The district has 244 elementary and upper school classrooms available if a social distance of 3 feet is applied, Salim said, but 24 classrooms do not have enough space to maintain the 3 foot minimum distance. The district is exploring using libraries, art and music classrooms and other district space to accommodate students.

Expert advice

Three members of the district’s Covid-19 Task Force – Dr. Helen Jenkins of Boston University’s School of Public Health; Dr. Jill Crittenden of the McGovern Institute at the Massachusetts Institute of Technology; and Dr. Bradley Bernstein of Massachusetts General Hospital and the Broad Institute – took committee member questions.

Vice chair Manikka Bowman asked how to reconcile the 3-foot minimum in the state guidelines with the 6 feet of social distance recommended by federal health officials.

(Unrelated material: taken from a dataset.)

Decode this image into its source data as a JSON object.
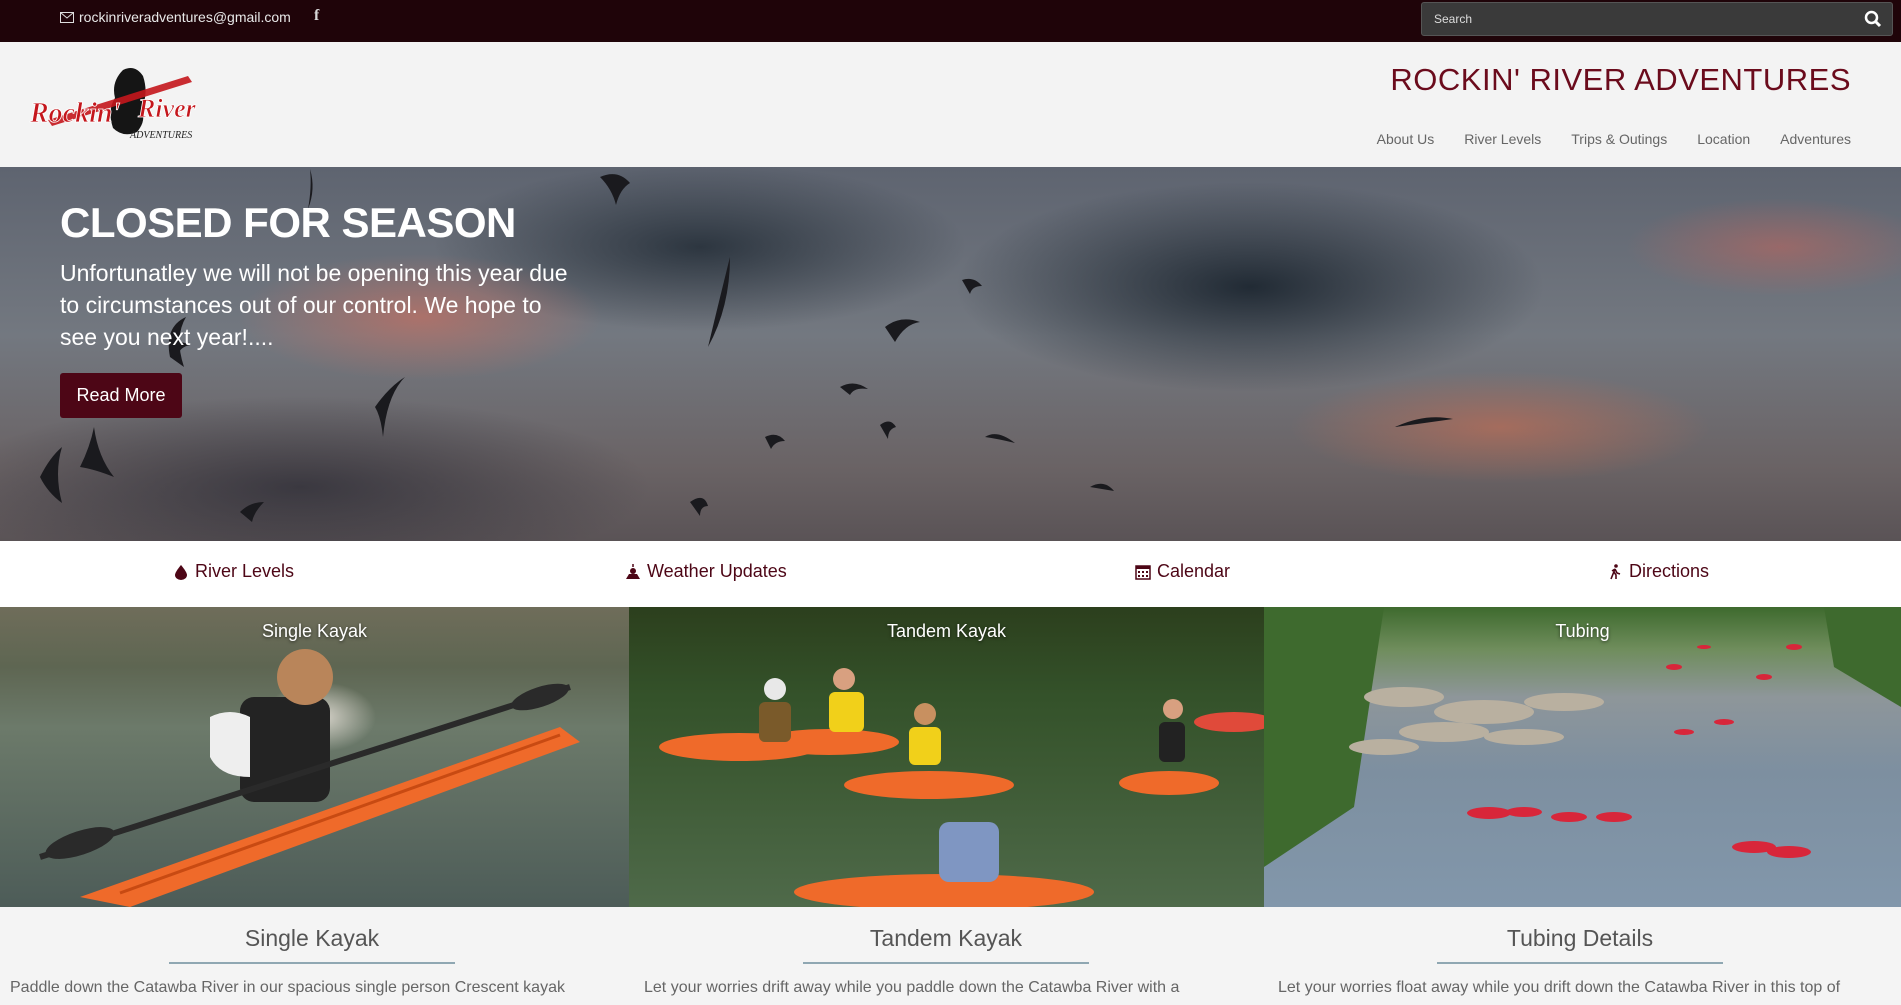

Bernstein said in hospitals, where proper personal protective equipment is prioritized, a social distance of 3 feet is effective – and that can be duplicated in schools with low levels of community transmission, appropriate ventilation and good PPE.

The virus is spread when people exhale, and lives longer and spreads farther in dry air that is recirculated around a room, Crittenden said, so ventilation systems that scrub and humidify the air are important, and exposure risk decreases with the amount of time and distance from the source. (Maloney said the district is investing in air scrubbers, fans and carbon monoxide detectors, and ensuring that windows can be opened manually and training staff to monitor air quality.)

Considering models

Jenkins, in response to member David Weinstein asking if the alternating-weeks model is better, said while she believes it is a better model from an epidemiologist’s point of view, educator viewpoints that take the larger picture into account need to be considered as well.

Crittenden added that Option 2, with two days in school a week, would make contact cleaning easier and there would be more time for people to develop and spot symptoms, making it less likely they would spread infection.

Fantini had his own proposal: “Right now I would say K through 5 all in school, and middle school and high school all remote,” he said. “That’s the staff we have to do it well.”